= Mark Bedau =

American philosopher

Mark A. Bedau is an American philosopher who works in the field of artificial life. He is the son of the philosopher Hugo Bedau (1926–2012). Mark Bedau earned his B.A. in philosophy at Reed College in 1977, and his Ph.D. in Philosophy from U.C. Berkeley in 1985.

Bedau currently teaches at Reed College. He is also the co-founder of the European Center for Living Technology (ECLT) and Visiting Professor, Ph.D. Program in Life Sciences: Foundations and Ethics, European School of Molecular Medicine. Bedau is also the editor of the Artificial Life Journal.

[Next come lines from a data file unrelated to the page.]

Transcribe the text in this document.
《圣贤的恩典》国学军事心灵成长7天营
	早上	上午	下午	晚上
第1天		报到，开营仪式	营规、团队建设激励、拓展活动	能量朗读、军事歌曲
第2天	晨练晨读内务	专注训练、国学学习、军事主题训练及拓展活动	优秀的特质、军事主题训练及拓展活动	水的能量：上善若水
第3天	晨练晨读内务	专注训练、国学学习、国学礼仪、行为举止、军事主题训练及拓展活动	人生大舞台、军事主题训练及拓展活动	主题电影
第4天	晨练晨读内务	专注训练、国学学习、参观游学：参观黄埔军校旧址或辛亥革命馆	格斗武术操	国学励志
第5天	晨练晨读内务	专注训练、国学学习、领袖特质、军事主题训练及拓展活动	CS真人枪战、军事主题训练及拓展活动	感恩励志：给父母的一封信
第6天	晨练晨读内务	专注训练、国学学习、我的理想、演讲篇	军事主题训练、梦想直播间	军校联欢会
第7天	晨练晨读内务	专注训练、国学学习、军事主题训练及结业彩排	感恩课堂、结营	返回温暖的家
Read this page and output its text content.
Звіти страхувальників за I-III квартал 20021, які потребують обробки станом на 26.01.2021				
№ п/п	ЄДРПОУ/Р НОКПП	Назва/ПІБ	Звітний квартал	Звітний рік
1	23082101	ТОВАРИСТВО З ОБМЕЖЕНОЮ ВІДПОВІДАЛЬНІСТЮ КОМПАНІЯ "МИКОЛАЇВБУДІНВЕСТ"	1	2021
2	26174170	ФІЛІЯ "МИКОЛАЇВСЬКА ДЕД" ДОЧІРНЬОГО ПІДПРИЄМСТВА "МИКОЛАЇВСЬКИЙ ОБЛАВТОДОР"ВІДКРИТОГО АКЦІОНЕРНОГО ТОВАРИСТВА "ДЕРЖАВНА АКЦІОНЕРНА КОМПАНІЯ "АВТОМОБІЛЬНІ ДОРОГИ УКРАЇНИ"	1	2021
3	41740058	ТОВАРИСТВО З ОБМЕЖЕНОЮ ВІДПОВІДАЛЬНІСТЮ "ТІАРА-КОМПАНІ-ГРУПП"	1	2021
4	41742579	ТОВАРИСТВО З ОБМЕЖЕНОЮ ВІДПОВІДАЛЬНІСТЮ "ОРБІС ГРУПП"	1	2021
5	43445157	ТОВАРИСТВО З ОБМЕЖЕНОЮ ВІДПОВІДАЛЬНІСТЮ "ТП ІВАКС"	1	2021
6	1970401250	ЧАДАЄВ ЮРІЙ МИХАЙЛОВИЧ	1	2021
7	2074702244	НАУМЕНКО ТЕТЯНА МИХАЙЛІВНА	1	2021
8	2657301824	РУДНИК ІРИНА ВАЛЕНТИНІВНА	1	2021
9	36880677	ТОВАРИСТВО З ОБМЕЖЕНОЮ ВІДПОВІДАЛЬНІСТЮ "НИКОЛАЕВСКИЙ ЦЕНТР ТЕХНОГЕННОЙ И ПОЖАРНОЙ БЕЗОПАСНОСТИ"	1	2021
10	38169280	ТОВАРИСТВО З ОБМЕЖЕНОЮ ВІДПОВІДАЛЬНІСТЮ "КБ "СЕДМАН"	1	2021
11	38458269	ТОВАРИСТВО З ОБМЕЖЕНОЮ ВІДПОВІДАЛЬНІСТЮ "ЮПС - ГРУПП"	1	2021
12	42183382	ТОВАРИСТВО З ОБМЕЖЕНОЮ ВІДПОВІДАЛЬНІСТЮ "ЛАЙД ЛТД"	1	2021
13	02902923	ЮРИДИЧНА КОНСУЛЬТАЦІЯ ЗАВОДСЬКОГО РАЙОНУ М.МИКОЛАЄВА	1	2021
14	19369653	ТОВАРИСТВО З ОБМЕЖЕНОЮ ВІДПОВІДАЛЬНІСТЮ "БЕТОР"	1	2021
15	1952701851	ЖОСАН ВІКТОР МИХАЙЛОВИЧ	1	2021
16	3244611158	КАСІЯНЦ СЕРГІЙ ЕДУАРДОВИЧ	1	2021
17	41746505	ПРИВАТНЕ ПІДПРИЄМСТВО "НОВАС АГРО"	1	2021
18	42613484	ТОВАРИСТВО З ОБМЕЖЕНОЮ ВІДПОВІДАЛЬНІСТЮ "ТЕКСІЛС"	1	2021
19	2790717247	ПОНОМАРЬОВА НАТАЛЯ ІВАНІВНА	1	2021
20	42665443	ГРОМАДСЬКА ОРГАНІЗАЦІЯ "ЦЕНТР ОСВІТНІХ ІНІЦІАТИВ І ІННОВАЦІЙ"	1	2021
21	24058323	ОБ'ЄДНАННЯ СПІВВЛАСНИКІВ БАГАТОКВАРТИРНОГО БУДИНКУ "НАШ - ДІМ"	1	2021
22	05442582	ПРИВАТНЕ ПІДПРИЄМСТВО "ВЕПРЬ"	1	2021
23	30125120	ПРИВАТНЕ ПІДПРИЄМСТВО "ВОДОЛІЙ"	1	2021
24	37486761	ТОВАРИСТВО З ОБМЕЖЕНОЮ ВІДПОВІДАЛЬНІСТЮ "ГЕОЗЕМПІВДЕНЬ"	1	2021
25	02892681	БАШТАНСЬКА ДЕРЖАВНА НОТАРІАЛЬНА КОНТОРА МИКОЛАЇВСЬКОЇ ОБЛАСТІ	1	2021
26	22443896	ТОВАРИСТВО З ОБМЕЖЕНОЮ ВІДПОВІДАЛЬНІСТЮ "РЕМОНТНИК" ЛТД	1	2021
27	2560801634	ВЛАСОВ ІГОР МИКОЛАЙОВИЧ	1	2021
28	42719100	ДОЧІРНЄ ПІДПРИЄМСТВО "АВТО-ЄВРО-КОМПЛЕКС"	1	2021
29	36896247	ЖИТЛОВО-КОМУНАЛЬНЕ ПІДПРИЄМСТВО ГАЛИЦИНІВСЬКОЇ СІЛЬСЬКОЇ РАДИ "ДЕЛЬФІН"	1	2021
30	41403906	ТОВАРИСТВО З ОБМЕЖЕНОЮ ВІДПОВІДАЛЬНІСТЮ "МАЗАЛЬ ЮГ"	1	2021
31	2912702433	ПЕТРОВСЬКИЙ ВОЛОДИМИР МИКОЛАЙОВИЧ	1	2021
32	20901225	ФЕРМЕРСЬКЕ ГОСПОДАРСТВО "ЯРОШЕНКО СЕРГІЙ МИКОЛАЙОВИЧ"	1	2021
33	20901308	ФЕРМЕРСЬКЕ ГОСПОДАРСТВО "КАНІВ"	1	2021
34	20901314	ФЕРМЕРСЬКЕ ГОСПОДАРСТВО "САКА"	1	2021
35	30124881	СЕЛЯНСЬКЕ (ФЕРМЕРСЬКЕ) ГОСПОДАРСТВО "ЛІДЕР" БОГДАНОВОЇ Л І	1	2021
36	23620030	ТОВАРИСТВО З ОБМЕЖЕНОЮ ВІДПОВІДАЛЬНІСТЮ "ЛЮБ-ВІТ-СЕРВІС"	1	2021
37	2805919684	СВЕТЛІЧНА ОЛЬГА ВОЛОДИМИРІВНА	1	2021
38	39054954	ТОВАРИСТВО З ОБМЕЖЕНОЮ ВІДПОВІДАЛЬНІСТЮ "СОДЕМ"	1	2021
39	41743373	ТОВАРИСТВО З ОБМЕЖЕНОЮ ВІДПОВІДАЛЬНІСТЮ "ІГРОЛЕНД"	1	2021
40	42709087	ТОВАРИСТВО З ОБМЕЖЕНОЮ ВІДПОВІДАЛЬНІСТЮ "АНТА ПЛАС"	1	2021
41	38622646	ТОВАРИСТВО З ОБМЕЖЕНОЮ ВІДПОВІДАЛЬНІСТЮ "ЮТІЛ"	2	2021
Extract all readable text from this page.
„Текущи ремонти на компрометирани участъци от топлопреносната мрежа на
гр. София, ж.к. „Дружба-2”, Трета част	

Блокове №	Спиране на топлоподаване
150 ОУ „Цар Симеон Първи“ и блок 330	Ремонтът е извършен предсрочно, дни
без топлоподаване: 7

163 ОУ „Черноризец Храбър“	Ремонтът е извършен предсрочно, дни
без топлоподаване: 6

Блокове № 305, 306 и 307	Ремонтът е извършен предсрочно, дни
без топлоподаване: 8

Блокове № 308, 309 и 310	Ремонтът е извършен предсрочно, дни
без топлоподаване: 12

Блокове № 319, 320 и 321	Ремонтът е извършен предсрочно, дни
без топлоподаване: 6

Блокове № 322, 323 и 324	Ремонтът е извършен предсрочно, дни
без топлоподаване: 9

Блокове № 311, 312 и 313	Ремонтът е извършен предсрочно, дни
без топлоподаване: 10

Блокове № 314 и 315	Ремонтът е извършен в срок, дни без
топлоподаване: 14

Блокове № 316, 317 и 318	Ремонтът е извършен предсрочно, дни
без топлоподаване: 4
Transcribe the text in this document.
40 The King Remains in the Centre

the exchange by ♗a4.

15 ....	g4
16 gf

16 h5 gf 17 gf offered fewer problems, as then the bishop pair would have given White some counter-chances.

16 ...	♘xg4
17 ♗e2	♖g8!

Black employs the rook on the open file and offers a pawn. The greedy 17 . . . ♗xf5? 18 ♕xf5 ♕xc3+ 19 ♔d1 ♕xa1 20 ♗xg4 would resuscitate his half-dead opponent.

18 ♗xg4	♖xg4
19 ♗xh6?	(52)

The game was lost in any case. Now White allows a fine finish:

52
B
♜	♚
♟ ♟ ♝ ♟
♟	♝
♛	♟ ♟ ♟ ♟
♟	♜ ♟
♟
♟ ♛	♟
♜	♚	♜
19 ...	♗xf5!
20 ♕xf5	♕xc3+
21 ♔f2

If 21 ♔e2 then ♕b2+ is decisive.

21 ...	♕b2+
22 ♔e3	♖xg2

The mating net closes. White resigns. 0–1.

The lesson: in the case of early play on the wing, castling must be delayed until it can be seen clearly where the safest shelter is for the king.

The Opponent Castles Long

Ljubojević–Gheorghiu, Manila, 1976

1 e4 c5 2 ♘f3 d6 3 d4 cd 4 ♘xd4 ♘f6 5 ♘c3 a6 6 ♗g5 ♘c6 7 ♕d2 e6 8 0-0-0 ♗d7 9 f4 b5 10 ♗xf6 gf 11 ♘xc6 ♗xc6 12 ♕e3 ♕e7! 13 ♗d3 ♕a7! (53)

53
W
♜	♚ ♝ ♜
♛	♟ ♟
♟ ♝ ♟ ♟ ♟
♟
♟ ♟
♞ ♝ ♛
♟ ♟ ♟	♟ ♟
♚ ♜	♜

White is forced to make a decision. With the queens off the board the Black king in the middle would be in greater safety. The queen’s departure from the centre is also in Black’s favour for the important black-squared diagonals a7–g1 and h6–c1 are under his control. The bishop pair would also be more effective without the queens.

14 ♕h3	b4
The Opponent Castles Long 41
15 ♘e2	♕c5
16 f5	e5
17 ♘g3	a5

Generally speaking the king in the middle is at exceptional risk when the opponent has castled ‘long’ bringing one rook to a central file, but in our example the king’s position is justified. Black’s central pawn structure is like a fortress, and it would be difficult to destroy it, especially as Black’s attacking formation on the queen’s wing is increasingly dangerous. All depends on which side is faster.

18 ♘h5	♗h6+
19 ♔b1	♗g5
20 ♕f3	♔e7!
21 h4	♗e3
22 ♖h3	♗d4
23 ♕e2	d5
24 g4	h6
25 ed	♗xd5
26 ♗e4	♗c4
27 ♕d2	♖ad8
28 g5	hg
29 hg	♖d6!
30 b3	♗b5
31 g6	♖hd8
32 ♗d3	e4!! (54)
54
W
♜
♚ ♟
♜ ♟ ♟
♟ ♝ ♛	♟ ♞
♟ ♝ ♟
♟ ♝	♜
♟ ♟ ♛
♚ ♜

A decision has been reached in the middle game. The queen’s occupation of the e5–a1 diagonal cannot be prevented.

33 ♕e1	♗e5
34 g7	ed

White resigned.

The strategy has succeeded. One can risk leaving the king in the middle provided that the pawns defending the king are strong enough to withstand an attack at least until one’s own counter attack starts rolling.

He has been the COO of Protolife, a biotechnology start-up based in Venice, Italy.

==Recent books==
- M. A. Bedau and E. C. Parke, eds. The prospect of protocells: social and ethical implications of the recreation of life. Cambridge: MIT Press. 2009.
- Mark A. Bedau, Carol E. Cleland, eds. The Nature of Life: Classical and Contemporary Perspectives from Philosophy. 2011.
- Mark A. Bedau and Paul Humphreys, eds. Emergence: contemporary readings in philosophy and science. Cambridge: MIT Press, 2008.
- Mark. A Bedau, George Myro, and Tim Monroe, eds. Rudiments of Logic. 1987.